L’avenir des loteries se joue avec le Tactilo

Numéro 7 – Septembre 2005

Le Tactilo de la Loterie Romande est sous le coup d’un moratoire de la Commission fédérale des maisons de jeu, qui caresse le projet d’interdire ces appareils... pourtant autorisés par les cantons ! Pour l’instant, ses démarches sont bloquées par un recours. Du sort de ce distributeur de loteries électroniques dépend le développement futur des grandes loteries et leur mécénat.

Le bras de fer entre la Confédération et les cantons autour des jeux d’argent se focalise plus que jamais sur les distributeurs de loteries électroniques. Depuis juin 2004, la Loterie Romande n’est plus autorisée à installer de nouveaux Tactilos et doit donc s’en tenir au quota fixé par les cantons romands il y a cinq ans. Ainsi en a décidé la Commission fédérale des maisons de jeu (CFMJ) en décrétant un moratoire sur ces appareils, « afin de clarifier la question de savoir si les automates de type Tactilo sont des machines à sous tombant sous le coup des dispositions de la loi sur les maisons de jeu ». Interdits hors des casinos, ils seraient dès lors condamnés. Sachant que les quelque 620 Tactilos déjà implantés dans les cafés et restaurants représentent plus du tiers des bénéfices de la Loterie Romande, les conséquences d’une interdiction seraient catastrophiques pour les multiples associations culturelles, sociales et sportives qui profitent de ses dons.

On assiste donc à un torpillage en règle des grandes loteries

Les Tactilos, qui relèvent jusqu’à nouvel ordre de la loi sur les loteries, sont autorisés par les cantons depuis 1999. Mais quand bien même le Conseil fédéral a donné son aval à la création d’une convention intercantonale habilitée à homologuer les automates de jeu et confié le sort du Tactilo au Tribunal fédéral, la CFMJ snobe les autorités cantonales. Ecartées de l’enquête en cours, elles ont fait appel à la Commission fédérale de recours, qui a gelé la procédure de la CFMJ et se prononcera cet automne.
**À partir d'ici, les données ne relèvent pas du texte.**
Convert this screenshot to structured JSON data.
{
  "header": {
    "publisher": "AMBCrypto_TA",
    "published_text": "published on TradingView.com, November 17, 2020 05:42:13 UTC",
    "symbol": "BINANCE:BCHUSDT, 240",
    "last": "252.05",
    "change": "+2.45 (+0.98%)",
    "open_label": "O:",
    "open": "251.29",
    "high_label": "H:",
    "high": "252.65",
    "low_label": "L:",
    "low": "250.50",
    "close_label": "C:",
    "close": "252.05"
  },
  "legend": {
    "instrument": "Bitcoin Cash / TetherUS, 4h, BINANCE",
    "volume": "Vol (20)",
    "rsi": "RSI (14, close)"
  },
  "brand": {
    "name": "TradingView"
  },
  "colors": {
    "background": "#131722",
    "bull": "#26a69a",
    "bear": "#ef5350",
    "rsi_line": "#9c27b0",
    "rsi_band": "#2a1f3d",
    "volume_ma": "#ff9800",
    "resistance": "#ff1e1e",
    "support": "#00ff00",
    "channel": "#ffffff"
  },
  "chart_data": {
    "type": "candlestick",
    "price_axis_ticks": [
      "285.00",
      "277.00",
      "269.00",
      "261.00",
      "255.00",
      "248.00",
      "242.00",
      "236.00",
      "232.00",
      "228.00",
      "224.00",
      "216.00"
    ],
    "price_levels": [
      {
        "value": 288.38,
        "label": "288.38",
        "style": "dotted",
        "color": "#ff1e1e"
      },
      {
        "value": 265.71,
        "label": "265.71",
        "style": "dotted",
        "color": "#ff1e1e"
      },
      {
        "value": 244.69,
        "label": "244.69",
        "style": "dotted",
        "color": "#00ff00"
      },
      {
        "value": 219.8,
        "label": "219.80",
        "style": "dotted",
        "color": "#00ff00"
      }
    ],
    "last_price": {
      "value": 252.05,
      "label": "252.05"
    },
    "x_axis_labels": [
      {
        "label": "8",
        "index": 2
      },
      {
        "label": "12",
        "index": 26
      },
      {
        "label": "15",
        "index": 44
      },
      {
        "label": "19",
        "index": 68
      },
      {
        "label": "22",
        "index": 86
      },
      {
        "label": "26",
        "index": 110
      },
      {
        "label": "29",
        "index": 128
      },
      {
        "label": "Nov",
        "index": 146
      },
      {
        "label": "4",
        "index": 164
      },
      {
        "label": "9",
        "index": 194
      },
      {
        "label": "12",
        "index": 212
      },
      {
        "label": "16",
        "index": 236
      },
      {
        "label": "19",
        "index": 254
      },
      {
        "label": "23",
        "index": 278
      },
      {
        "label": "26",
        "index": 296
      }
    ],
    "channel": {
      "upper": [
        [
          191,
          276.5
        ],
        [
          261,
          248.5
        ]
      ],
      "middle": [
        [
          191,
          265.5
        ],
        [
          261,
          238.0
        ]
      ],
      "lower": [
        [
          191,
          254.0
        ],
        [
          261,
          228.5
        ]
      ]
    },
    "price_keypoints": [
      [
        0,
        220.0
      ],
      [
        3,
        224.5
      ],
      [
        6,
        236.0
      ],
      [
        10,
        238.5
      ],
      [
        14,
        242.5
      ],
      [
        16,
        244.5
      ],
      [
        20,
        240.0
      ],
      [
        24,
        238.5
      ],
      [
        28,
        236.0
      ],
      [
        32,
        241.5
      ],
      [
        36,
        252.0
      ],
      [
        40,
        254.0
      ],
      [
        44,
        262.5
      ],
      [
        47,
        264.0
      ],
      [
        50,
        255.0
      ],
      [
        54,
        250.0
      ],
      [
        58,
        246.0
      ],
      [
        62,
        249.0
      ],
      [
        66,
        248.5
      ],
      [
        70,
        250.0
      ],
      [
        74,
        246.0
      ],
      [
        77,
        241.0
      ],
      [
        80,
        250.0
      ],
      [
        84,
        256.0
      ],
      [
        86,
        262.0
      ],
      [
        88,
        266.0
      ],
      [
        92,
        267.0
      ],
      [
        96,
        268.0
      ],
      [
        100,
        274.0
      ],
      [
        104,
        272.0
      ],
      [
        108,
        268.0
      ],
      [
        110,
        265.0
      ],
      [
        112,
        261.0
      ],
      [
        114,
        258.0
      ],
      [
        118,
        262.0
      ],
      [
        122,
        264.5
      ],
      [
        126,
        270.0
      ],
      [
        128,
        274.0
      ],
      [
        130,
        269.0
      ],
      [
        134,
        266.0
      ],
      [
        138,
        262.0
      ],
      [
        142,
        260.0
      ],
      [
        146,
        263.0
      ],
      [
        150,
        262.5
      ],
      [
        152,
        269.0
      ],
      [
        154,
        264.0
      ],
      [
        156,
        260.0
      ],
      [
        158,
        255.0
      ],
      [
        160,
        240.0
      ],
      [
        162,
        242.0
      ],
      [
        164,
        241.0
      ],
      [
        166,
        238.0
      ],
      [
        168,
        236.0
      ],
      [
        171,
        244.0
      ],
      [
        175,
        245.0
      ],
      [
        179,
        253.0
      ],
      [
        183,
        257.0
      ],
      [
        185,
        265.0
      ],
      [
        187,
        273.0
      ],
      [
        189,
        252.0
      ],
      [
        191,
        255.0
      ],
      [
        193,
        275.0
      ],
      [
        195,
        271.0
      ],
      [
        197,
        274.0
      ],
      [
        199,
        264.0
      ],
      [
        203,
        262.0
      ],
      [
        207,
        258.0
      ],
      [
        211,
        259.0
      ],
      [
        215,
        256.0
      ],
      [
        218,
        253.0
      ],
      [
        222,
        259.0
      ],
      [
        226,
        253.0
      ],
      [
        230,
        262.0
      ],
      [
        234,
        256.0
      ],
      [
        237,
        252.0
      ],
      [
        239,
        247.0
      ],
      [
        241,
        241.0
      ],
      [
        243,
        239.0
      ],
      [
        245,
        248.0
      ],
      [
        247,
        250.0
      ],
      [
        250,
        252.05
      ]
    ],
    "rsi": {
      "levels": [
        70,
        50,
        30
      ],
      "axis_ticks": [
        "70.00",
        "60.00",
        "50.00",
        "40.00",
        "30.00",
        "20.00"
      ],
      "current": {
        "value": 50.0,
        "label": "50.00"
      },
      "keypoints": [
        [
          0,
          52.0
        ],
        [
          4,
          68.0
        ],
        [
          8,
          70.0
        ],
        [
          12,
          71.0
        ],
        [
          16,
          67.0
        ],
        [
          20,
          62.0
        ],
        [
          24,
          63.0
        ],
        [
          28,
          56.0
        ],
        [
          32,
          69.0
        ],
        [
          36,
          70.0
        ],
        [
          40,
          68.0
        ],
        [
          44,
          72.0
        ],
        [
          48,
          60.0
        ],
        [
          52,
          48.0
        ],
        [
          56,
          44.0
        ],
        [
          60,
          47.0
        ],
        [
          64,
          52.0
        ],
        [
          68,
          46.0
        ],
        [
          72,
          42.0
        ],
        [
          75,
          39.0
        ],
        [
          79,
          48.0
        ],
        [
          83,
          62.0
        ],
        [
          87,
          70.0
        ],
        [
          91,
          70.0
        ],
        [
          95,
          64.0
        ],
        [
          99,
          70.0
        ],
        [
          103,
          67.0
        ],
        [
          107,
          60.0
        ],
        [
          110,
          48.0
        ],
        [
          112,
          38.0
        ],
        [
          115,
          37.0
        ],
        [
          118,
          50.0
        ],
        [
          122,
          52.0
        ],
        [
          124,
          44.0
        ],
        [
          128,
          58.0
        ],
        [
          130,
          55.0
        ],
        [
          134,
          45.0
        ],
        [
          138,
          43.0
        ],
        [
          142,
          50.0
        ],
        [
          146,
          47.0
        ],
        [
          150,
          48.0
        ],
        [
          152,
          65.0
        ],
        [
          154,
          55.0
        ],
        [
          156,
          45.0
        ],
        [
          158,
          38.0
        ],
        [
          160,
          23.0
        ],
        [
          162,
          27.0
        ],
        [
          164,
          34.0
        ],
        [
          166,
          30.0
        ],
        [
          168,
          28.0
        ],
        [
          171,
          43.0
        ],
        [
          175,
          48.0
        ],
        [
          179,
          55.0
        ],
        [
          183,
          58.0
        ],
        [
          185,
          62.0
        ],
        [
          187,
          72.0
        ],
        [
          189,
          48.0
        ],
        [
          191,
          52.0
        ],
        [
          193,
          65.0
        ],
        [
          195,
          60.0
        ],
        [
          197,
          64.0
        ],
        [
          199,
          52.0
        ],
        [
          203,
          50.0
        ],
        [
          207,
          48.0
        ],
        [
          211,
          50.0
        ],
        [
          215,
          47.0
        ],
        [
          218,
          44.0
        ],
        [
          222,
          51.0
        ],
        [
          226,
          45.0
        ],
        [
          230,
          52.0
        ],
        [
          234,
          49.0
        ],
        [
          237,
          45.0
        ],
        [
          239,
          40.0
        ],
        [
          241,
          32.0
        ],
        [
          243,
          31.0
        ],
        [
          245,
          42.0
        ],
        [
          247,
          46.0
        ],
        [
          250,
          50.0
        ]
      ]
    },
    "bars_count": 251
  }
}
S’ils restent exclus, les cantons pourront encore saisir le Tribunal fédéral. Dans le cas contraire, leur participation à l’enquête de la CFMJ reporterait d’au moins plusieurs mois ses conclusions, annoncées pour début 2006. Une décision sur le fond – le statut du Tactilo ! – interviendra donc au plus tôt en 2007, précisément au moment où le concordat intercantonal doit entrer en vigueur !

La théorie des dominos

Pourquoi, alors que la Convention intercantonale des loteries et paris sera bientôt opérationnelle, attiser de telles batailles juridiques ? En réponse à une intervention parlementaire de Jean Studer appuyée par les conseillers aux États des six cantons romands, le chef du Département fédéral de justice et police (DFJP) Christoph Blocher a d’ailleurs reconnu que la CFMJ était juge et partie dans cette affaire1. Il faut rappeler que ladite CFMJ délivre les concessions aux casinos, homologue les nouvelles machines à sous et perçoit l’impôt sur les maisons de jeu (316 millions de francs en faveur de l’AVS en 2004). Depuis l’ouverture du marché suisse aux casinos, les loteries cantonales qui redistribuent leur bénéfice à l’utilité publique sont de fait dans la ligne de mire de quelques hauts fonctionnaires et experts du DFJP. Dans ce contexte, les attaques répétées contre le Tactilo ont une autre résonance, d’autant que le PMU romand, les jeux en ligne et le Sporttip de la loterie alémanique SwissLos se retrouvent aussi dans le collimateur fédéral. On assiste donc à un torpillage en règle des grandes loteries.

Le développement des jeux de loteries sur écran, qui remplacent progressivement les billets traditionnels, serait stoppé net par l’interdiction d’appareils comme le Tactilo. « La Loterie Romande perdrait 40 à 50 % de ses bénéfices. Et, à plus long terme, ce serait la dégringolade des loteries publiques. Le Tactilo date de 1999 – du siècle passé ! – et il faut bien voir que le secteur est en pleine évolution, que la grande majorité des jeux recourt aux supports électroniques. Si on supprime ces supports, on supprime de facto les loteries d’utilité publique », résume José Bessard, directeur de la communication de la Loterie Romande.